Chile Upgrade By Moody’s Highlights Divergence Within Emerging Markets
Moody’s upgraded Chile to Aa3 (equivalent to AA-), citing its “financial resilience” after the Feb earthquake. Moody’s also praised years of solid macro policies, the fiscal surplus rule, and low debt as other factors behind the move. We are not often surprised by ratings, but this one did. Yes, we like Chilean fundamentals, but our sovereign ratings model showed Chile to be correctly rated at A1/A+. S&P rates Chile at A+ and Fitch at A. Still, the move underscores the real divergence being seen between developed and emerging countries. Many developed countries are facing or will face downgrade pressures in the coming months, whereas EM (with the exception of Eastern Europe) is enjoying strong economic fundamentals and mostly upgrade pressures. We thought Peru would see the next upgrade in the region, as our model rates it BBB+/Baa1/BBB+ vs. actual ratings of BBB-/Baa3/BBB-.
Meanwhile, Chile’s central bank surprised the markets with a larger than expected 50 bp hike Wednesday to double the policy rate to 1%. A 25 bp hike was expected. The bank downplayed risks from the earthquake and the European crisis, calling them “limited”, and instead focused on falling unemployment and strong domestic demand as reasons to start withdrawing stimulus. It added that the pace of withdrawal will depend on unfolding domestic and external macro conditions, and will act to keep inflation anchored around 3%. So Chile now joins Brazil and Peru in the Latin American tightening cycle. We continue to believe that Colombia and Mexico are further behind in the cycle, with rates hikes unlikely until Q4 or even 2011. Risk appetite continues to swing back and forth, but initial targets for USD/CLP on the downside are 528.4 (38% retracement level of the 2010 rise) followed by 520.69 (50%). The peso is supported by strong economic fundamentals and should outperform if EM sells off again. Meanwhile, higher yields in the coming months should prove attractive for investors. Market was looking for a year-end policy rate of 2.75% before the hike, and should adjust expectations higher now.
Source: Bloomberg
Win Thin
Senior Currency Strategist
Brown Brothers Harriman & Co.
Bear in mind that we had crazy FX volatility in 2008 (and peak/bottom copper). We went from about 430 CLP bottom to 670 top in less than 6 months. The 10-year average is around 530 which doesn’t hurt non-copper exports too much (as sub 500 does) and doesn’t make foreign goods too expensive (as above 600 does).

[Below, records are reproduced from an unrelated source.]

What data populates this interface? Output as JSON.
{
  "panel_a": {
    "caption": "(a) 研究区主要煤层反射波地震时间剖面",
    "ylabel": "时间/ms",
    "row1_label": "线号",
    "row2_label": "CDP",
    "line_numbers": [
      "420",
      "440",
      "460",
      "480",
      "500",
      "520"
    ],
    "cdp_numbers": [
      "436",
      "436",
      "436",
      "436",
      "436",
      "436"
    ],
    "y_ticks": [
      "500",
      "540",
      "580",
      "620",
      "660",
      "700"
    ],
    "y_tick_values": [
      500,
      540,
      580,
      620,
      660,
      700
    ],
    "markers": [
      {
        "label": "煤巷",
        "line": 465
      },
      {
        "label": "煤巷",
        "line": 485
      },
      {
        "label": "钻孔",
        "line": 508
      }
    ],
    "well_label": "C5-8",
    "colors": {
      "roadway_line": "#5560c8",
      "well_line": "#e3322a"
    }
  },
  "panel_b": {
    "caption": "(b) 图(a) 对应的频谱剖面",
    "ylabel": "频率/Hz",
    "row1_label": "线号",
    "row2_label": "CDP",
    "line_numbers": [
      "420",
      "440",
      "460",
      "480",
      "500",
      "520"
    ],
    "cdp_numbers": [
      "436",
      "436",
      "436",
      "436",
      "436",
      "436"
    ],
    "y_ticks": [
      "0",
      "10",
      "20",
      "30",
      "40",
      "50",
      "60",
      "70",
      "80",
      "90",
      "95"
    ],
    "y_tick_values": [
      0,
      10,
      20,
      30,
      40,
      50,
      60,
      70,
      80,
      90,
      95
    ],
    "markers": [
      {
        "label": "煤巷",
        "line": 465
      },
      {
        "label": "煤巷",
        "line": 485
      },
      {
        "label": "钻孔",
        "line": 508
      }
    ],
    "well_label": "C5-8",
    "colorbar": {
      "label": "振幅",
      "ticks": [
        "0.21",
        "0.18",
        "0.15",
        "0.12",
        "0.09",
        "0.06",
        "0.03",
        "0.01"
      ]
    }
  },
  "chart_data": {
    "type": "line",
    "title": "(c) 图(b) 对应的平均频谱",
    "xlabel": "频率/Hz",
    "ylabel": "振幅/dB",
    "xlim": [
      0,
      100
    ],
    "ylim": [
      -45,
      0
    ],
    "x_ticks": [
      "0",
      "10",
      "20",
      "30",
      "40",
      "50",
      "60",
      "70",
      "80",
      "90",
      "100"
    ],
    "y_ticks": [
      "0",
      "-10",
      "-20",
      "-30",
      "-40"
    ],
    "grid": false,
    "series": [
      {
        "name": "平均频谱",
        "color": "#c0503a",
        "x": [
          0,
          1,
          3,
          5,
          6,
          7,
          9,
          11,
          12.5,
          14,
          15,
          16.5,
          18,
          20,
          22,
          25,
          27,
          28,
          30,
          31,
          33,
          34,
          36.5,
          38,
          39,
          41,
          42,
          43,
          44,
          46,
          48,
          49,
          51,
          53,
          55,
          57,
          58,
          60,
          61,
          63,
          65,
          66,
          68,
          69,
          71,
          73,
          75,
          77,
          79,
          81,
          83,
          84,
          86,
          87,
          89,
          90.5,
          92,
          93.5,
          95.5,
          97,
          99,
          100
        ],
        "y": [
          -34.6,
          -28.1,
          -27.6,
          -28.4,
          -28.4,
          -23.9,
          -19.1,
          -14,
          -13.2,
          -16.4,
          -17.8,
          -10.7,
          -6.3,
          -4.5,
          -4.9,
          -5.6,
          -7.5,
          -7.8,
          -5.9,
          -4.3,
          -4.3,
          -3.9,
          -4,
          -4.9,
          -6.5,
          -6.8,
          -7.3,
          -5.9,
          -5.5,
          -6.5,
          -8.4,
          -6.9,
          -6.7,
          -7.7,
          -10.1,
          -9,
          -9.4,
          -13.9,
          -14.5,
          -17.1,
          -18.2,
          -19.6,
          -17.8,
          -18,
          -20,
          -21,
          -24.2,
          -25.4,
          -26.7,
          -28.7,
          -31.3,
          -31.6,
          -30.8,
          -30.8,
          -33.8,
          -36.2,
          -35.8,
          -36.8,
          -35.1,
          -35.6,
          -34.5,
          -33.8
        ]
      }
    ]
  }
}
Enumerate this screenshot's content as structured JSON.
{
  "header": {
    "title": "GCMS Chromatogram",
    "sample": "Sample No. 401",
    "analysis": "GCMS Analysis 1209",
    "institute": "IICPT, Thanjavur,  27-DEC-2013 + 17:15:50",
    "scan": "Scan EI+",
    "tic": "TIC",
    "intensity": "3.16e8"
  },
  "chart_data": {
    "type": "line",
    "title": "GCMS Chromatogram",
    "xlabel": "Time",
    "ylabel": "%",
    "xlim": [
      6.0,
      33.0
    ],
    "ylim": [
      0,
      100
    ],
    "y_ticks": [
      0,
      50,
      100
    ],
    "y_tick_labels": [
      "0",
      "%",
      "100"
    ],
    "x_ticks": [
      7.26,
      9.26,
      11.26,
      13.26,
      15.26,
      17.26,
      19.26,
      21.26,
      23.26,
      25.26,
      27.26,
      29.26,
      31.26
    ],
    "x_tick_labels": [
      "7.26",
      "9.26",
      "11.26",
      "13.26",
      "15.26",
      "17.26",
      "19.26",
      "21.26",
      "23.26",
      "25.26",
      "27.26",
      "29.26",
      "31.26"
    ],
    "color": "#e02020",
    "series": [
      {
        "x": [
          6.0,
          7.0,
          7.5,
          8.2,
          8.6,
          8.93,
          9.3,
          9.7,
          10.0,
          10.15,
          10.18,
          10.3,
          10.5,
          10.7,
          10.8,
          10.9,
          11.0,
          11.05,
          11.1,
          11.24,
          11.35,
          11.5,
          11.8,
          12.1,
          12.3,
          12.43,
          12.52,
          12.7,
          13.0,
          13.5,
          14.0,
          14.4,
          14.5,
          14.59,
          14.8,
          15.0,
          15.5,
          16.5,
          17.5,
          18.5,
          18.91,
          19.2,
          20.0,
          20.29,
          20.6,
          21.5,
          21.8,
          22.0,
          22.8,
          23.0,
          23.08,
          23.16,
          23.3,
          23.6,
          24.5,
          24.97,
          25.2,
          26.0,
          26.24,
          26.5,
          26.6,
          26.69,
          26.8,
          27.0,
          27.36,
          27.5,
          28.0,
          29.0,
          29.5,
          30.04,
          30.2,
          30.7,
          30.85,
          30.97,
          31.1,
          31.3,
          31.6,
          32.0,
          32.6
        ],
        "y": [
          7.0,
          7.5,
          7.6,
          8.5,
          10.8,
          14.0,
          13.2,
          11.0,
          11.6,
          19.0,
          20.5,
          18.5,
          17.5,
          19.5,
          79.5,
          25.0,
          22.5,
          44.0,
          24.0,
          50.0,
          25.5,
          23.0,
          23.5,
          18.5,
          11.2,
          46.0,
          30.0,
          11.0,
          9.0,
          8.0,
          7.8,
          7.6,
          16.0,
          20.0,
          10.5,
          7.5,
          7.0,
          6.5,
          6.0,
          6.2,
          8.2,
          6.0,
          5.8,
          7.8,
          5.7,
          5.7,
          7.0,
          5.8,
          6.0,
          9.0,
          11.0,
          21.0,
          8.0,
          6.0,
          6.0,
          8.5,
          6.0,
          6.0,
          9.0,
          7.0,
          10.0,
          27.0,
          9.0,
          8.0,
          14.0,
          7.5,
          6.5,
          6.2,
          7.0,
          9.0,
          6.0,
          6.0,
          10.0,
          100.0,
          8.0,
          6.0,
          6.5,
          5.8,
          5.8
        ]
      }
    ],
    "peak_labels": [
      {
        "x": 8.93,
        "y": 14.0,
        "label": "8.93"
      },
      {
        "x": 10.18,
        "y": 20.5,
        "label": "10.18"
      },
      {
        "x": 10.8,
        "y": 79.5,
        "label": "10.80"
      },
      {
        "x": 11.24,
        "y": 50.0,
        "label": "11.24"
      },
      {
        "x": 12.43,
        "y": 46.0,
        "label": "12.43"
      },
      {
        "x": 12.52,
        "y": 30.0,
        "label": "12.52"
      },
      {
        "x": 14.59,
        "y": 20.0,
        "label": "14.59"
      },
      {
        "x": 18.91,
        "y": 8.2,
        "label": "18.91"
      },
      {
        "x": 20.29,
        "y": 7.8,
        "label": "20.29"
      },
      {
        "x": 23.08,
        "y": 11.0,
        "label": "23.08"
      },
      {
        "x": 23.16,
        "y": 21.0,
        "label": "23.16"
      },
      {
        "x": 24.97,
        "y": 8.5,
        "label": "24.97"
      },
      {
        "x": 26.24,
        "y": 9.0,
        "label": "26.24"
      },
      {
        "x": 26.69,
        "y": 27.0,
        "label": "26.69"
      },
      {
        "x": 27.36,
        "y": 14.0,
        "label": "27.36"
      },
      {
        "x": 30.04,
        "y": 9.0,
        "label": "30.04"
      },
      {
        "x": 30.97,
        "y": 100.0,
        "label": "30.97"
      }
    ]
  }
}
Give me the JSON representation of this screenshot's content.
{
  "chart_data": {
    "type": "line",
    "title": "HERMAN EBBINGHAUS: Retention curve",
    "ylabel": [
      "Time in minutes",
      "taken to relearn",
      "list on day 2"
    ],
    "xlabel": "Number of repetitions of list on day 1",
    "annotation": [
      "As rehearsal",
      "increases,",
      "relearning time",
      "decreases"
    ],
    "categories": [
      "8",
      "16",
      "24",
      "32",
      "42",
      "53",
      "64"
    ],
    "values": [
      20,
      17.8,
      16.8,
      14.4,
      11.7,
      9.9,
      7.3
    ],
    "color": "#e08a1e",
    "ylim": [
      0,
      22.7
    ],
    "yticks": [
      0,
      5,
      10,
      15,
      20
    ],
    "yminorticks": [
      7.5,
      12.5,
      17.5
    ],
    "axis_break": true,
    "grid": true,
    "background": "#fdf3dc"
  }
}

Chile is one of a dozen or so countries with no net national debt. They’re all pretty much commodity-driven, and most are oil producers. For that type of country sovereign ratings don’t mean much unless and until they suddenly try to flood markets with new debt. A strong and growing contrast with the older, debt-ladden “first world” that the rating agencies can no longer ignore.
Only shadow in this picture is that Chilean consumers use a lot of expensive credit for day-to-day consumptions (from retailers more than banks, for the most part).
And Chile doesn’t have the education levels and human capital of a Canada or Australia. Still ways to go before becoming fully “developed”, but that’s the ambition the country is setting for itself.
Good points, Olivier. Thanks for adding your perspective from Chile.